I finally subscribed to Rick Strahl's blog because an inordinate number of my Googling ends up there. It's a little freakish the number of times I've hit his blog and had it solve the exact obscure problem I'm having.

After subscribing and going through some recent posts, I stumbled on his very own Ajax Toolkit. Having had my fill of Ajax libraries of late, I scanned through it and noted it for later reference, paying particular attention to the JSON Serializer, a problem I was trying to tackle at the time. But again, I was kind of averse to frameworks so I moved on.

Fast forward a few hours. I had been fighting with some client-side stuff dealing with a collection of items that I had planned to magically get from the server in JSON form and the time had come to actually implement that. The first attempt was courtesy of Scott Guthrie who outlined how to do it pretty specifically. At the end, he mentions the DataContractJsonSerializer class as a replacement for JavaScriptSerializer and I go about implementing it. Didn't get too far but wouldn't you know it, a Google for implementing DataContractJsonSerializer brings up Rick's blog on the first page and gosh darn if his explanation succeeded where others failed.

But immediately, things start to look funny with the use of DataContractJsonSerializer. All of a sudden I have to start decorating all my domain objects with [DataContract] and [DataMember] attributes. But I started down the path because if I could justify adding attributes for that, it's not so hard to extend the argument to use ActiveRecord which I kind of got excited about because it would make things go that much faster.

So I cut and pasted [DataMember]s until the bovines migrated to the abode and eventually got the sucker writing out a JSON string for my collection as advertised. Then I added an NHibernate mapping to the class...

Until then, I had been playing with everything on the client only and I was dealing with an empty and unpersisted collection of objects. Now it was time to start dealing with persistence so the NHibernate mapping had to be done. It was then that I ran into the problem outlined here. Namely, even when you make the relevant NHibernate types known to the serializer, it still has problems deserializing using DataContractJsonSerializer. And even if it didn't, even someone as loose with attributes as I am has trouble justifying a reference to NHibernate from my domain project strictly so that the sucker can be converted into a string.
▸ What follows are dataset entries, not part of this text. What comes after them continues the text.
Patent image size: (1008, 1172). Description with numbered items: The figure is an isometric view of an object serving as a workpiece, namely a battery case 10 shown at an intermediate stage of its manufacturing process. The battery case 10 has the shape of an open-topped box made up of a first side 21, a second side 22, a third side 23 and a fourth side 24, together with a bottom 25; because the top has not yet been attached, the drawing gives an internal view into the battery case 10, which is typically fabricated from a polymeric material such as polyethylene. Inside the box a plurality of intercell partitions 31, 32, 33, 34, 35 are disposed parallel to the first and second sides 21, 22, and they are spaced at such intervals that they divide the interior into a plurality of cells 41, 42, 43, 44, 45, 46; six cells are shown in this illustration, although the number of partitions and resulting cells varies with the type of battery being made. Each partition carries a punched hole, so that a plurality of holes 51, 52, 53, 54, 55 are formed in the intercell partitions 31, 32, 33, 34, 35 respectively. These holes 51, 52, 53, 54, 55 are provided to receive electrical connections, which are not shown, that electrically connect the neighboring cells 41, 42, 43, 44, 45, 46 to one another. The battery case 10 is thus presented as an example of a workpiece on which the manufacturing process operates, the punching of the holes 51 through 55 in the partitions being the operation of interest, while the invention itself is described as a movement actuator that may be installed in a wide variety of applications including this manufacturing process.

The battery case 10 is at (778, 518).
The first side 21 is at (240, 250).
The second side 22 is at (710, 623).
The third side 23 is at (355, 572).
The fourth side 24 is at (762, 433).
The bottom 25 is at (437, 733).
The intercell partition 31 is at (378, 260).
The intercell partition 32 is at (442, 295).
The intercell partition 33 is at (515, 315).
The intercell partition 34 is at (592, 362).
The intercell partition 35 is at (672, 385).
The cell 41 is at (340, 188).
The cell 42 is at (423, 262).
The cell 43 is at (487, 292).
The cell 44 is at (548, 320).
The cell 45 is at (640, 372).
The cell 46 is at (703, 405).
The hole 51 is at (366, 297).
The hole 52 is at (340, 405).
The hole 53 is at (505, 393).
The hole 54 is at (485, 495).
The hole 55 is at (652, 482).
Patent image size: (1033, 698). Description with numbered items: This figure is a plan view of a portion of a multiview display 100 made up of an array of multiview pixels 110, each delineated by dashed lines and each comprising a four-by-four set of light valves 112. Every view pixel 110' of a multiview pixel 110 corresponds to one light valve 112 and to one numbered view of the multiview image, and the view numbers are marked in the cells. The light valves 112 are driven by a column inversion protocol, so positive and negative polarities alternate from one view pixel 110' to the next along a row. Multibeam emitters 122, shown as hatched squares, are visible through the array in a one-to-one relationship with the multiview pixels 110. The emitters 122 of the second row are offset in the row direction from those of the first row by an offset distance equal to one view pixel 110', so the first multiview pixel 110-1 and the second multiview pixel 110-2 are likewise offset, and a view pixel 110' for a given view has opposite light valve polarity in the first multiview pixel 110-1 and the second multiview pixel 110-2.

At that point, I recalled Rick's West Wind Ajax Toolkit and the JSON Serializer within. And I'm happy to report that it works smashingly. No [DataContract] and [DataMember] attributes. No references to NHibernate from my domain. No workarounds to serialize NHibernate classes. It just plain works. So far at least. Though I'll admit that I had to turn off lazy loading on my object to make it work. A compromise I'm willing to live with for the moment because the collection I'm serializing consists of value objects so there's not much chance of getting too deep into the hierarchy.

And the jury's still out on whether JSON is an easier format to deal with. Yes, it has advantages when dealing with it in client code. But the number of hoops I'm jumping through to get it into that format had better be worth it.